The Flame also travelled on the Sanriku railway, a line badly damaged in the 2011 disaster.

At the coastal village of Fudai, 15-year old schoolgirl Emi Kaneko carried a safety lantern onto the train.

As it travelled through Horinai station, locals raised a banner with the message: "Thank you for your assistance and cooperation for our restoration."

The train driver was 56-year-old Tomomi Yamazaki, who had worked for the railway company for 38 years and was stationmaster at Miyako Station.

"Sanriku Railway has continued running after overcoming a series of disasters, which must have encouraged the people around the world who have been watching it," said Yamazaki.

It is the second time that the Flame has travelled on the line. 

In March 2020, before the decision was taken to postpone the Olympics was taken, the lantern was carried board.

Earlier in the week the Relay had returned to public roads in Iwate Prefecture after arriving from Hokkaido, where there were only truncated lighting ceremonies, even in the city of Sapporo, which will host the marathon.

In Shizukuishi, Iwate Prefectural Governor Takuya Tasso lit the cauldron before handing the Flame to 21-year-old Nordic combined skier Yura Murakami.

She ran through an avenue of youngsters waving fans decorated with German flags in recognition that the town was a designated host city for Germany during the Games.

Keniki Kurosawa helped in the reconstruction of Ishinomaki and carried the Flame aboard a canoe.

He told Japanese television station NHK: "I did not want to lose to the tsunami.

"I applied for it. 

"I do not want to lose to the tsunami! 

"I want to encourage the local people and remember the victims. 

"I want to be with my thoughts."

He was among many Torchbearers chosen because of their work with reconstruction efforts.

In Higashimatsushima, university student Hikaru Takeyama, now 20, had been in a vehicle with her family when the tsunami struck. 

Their home was destroyed but she joined a scheme where locals speak about their disaster experience to help promote the region.

"I want to give something back," Takeyama told Jiji Press.

"I want to show my gratitude. 

"I'm happy if people become interested in visiting disaster-affected areas."

After grey skies and rain during much of the week, there was sunshine in Yuriage Harbor as Mei Kukichi took the Torch. 

She had been fitted with a pacemaker after collapsing at school, which has enabled her to continue with basketball. 

The final leg in Miyagi Prefecture was another "alternative" lighting ceremony at Miyagi Nohara Park Athletic Field in Sendai.

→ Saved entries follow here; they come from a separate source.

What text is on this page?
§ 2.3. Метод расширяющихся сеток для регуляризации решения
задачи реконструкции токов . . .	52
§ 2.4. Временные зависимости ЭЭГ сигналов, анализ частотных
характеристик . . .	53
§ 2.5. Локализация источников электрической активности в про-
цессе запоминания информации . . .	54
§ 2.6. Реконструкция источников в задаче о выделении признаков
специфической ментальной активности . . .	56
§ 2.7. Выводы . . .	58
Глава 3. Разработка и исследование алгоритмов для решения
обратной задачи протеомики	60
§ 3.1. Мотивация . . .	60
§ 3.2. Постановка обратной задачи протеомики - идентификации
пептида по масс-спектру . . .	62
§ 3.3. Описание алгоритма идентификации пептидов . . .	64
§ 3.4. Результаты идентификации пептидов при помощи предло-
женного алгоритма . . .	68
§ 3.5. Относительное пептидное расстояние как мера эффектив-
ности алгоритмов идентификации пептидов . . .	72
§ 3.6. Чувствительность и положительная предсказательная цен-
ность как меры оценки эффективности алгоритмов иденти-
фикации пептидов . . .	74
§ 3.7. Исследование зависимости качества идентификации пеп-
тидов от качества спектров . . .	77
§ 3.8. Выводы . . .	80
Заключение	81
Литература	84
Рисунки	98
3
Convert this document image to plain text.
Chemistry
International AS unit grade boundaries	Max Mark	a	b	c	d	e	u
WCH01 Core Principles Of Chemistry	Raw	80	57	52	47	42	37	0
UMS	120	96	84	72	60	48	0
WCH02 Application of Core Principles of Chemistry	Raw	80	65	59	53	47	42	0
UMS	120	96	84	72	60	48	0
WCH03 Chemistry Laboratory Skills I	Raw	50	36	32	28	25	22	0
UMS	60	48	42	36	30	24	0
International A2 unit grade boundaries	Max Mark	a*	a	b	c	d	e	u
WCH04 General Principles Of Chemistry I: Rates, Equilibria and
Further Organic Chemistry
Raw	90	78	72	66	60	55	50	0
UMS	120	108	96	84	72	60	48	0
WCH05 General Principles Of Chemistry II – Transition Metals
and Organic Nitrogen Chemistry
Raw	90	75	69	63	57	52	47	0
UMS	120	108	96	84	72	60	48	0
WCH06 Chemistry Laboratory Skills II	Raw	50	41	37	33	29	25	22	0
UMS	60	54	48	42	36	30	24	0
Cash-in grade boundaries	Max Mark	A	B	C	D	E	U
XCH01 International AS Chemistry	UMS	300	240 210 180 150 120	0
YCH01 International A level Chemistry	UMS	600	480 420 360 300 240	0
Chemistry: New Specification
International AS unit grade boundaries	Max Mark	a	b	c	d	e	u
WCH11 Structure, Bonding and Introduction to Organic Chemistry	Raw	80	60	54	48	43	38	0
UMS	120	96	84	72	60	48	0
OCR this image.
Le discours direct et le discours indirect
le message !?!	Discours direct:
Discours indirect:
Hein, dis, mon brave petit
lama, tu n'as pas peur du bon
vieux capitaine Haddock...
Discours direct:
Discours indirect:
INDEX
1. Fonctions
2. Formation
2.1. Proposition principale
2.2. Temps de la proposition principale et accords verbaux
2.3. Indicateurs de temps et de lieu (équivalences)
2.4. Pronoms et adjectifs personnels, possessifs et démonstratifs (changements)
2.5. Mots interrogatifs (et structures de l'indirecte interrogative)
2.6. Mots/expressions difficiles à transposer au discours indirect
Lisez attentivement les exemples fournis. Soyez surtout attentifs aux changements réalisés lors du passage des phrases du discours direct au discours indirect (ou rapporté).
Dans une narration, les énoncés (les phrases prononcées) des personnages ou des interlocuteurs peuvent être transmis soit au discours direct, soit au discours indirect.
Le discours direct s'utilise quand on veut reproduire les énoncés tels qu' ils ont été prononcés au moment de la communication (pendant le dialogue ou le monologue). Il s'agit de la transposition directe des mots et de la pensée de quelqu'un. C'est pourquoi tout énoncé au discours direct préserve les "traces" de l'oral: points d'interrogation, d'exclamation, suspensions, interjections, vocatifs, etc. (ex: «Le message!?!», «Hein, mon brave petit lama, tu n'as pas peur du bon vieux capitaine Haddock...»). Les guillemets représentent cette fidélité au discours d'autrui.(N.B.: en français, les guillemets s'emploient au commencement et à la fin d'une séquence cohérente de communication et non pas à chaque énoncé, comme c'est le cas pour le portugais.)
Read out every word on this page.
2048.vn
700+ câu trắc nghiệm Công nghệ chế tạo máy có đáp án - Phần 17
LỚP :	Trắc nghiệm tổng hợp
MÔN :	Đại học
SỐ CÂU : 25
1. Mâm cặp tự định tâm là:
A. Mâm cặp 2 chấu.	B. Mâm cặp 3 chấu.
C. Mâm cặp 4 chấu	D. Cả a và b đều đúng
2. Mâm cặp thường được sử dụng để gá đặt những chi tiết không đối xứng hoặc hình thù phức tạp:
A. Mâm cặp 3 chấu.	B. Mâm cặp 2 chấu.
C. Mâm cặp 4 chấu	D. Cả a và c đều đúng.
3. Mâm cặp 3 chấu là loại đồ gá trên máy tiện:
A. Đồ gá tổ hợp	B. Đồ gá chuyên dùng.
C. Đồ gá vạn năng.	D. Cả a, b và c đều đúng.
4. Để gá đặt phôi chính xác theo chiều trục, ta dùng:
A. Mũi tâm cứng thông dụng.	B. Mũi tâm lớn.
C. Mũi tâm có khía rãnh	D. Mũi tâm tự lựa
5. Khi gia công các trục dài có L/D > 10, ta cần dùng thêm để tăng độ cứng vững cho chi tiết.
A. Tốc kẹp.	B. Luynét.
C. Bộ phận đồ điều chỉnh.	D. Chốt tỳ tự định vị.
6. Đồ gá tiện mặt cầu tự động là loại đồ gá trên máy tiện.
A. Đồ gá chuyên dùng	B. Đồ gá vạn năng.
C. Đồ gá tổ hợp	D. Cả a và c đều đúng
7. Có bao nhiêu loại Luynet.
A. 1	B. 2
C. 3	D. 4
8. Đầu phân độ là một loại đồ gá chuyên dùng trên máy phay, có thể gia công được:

Runners carried the Flame on the athletics track at Miyagi Hohara Park stadium as drummers dressed in white, with danced beats to accompany their progress. 

A group of invited guests in masks watched as Masaki Sasaki, a weightlifter who hopes to compete at Paris 2024, lit the celebration cauldron.

He was accompanied on stage by some of the other Torchbearers.

With one month until the first sporting events of the Games, the Flame is now in transit to Shizuoka, the 41st of 47 prefectures to be visited.

The Flame is scheduled to reach the Tokyo Greater Metropolitan area on July 9 and be carried through municipal districts before the opening ceremony on July 23.